VMMT-204 received in April 1999, from Raytheon Systems Company, a new motion-based operational flight trainer (OFT) to train Marine Corps and Air Force instructors to fly the Osprey. The OFT will provide the pilot with computer-generated horizontal and vertical visual scenes within a 24-foot dome. Both out-of-window visual scenes and forward-looking infrared imagery are made possible by the OFT's six-channel visual-display system. Its full range of motion also allows pilots to get "a real feel" of both acceleration and deceleration and gives them the opportunity to train in a broad spectrum of simulated environments.

In 1999, the squadron became Fleet Replacement Squadron for MV-22 "Osprey" tilt-rotor pilots and aircrew.

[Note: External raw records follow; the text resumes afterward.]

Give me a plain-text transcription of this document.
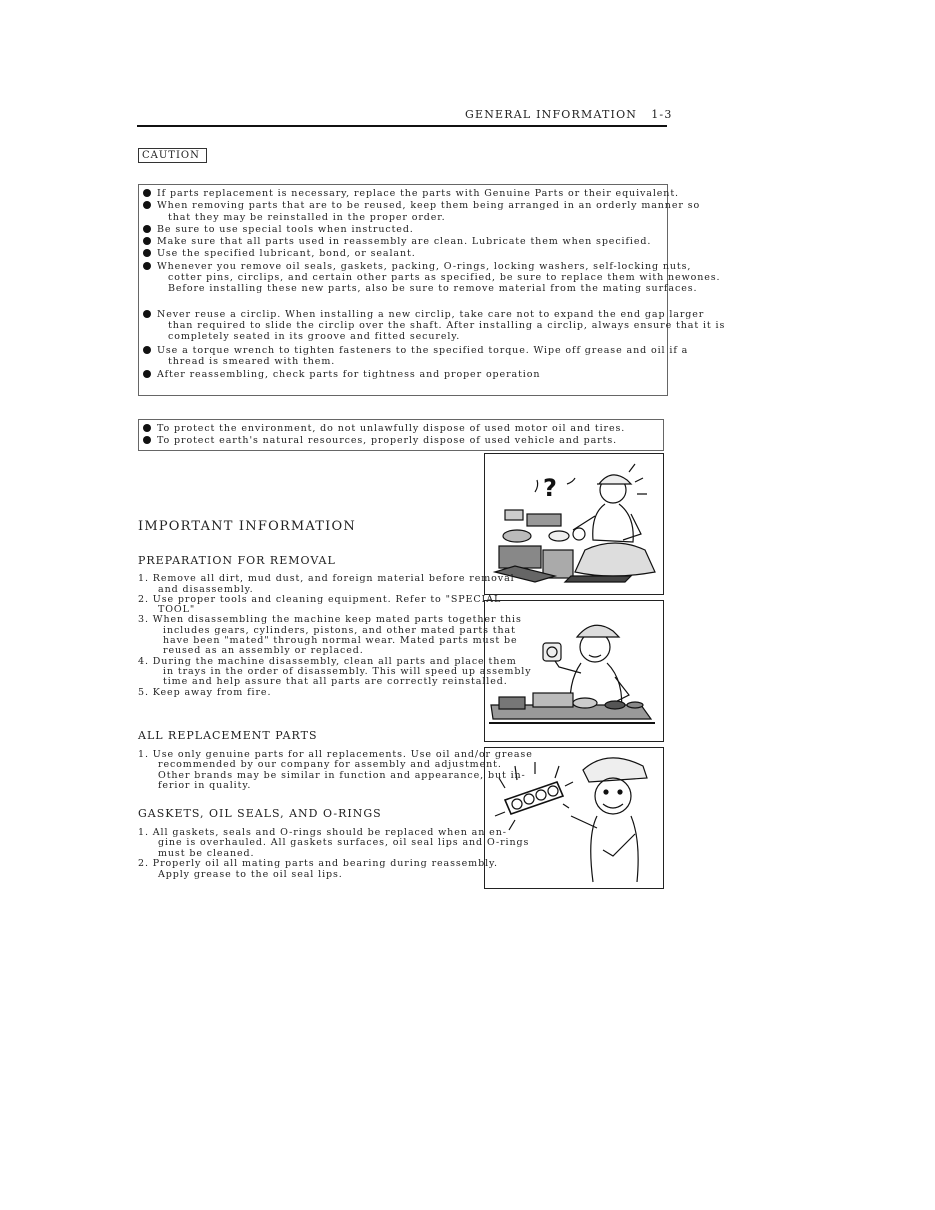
GENERAL INFORMATION 1-3
CAUTION
If parts replacement is necessary, replace the parts with Genuine Parts or their equivalent.
When removing parts that are to be reused, keep them being arranged in an orderly manner so
that they may be reinstalled in the proper order.
Be sure to use special tools when instructed.
Make sure that all parts used in reassembly are clean. Lubricate them when specified.
Use the specified lubricant, bond, or sealant.
Whenever you remove oil seals, gaskets, packing, O-rings, locking washers, self-locking nuts,
cotter pins, circlips, and certain other parts as specified, be sure to replace them with newones.
Before installing these new parts, also be sure to remove material from the mating surfaces.
Never reuse a circlip. When installing a new circlip, take care not to expand the end gap larger
than required to slide the circlip over the shaft. After installing a circlip, always ensure that it is
completely seated in its groove and fitted securely.
Use a torque wrench to tighten fasteners to the specified torque. Wipe off grease and oil if a
thread is smeared with them.
After reassembling, check parts for tightness and proper operation
To protect the environment, do not unlawfully dispose of used motor oil and tires.
To protect earth's natural resources, properly dispose of used vehicle and parts.
?
IMPORTANT INFORMATION
PREPARATION FOR REMOVAL
1. Remove all dirt, mud dust, and foreign material before removal
and disassembly.
2. Use proper tools and cleaning equipment. Refer to "SPECIAL
TOOL"
3. When disassembling the machine keep mated parts together this
includes gears, cylinders, pistons, and other mated parts that
have been "mated" through normal wear. Mated parts must be
reused as an assembly or replaced.
4. During the machine disassembly, clean all parts and place them
in trays in the order of disassembly. This will speed up assembly
time and help assure that all parts are correctly reinstalled.
5. Keep away from fire.
ALL REPLACEMENT PARTS
1. Use only genuine parts for all replacements. Use oil and/or grease
recommended by our company for assembly and adjustment.
Other brands may be similar in function and appearance, but in-
ferior in quality.
GASKETS, OIL SEALS, AND O-RINGS
1. All gaskets, seals and O-rings should be replaced when an en-
gine is overhauled. All gaskets surfaces, oil seal lips and O-rings
must be cleaned.
2. Properly oil all mating parts and bearing during reassembly.
Apply grease to the oil seal lips.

The change of aircraft meant a change in designation, so HMT-204 was re-designated VMMT-204. On 12 March 2000 VMMT-204 accepted its first MV-22 Osprey. The squadron conducted MV-22 flight training until December 2000 when a fatal mishap caused USMC leadership to ground the Osprey for its three-year "return to flight period."

VMMT-204 resumed MV-22 flight operations in 2005 in support of the Marine Corps activation of deploying MV-22 squadrons. As of the end of 2007, VMMT-204 has trained over 150 MV-22 pilots for the first three Marine Corps MV-22 squadrons, and the first USAF CV-22 squadron.

VMMT-204 currently operates the block A and B versions of the MV-22 - the block A aircraft preceded the reliability upgrades designed into the block B version, getting delivered to warfighting squadrons first. Although the block A aircraft is less reliable and less logistically supported than the newer aircraft, VMMT-204 has been able to complete its training requirements. At various times in the squadron's history, up to 6 of the block A aircraft have been used a "parts birds" to support the remaining flyable aircraft. On 25 February 2009, the first Block A aircraft was inducted into the "A to B" mod line.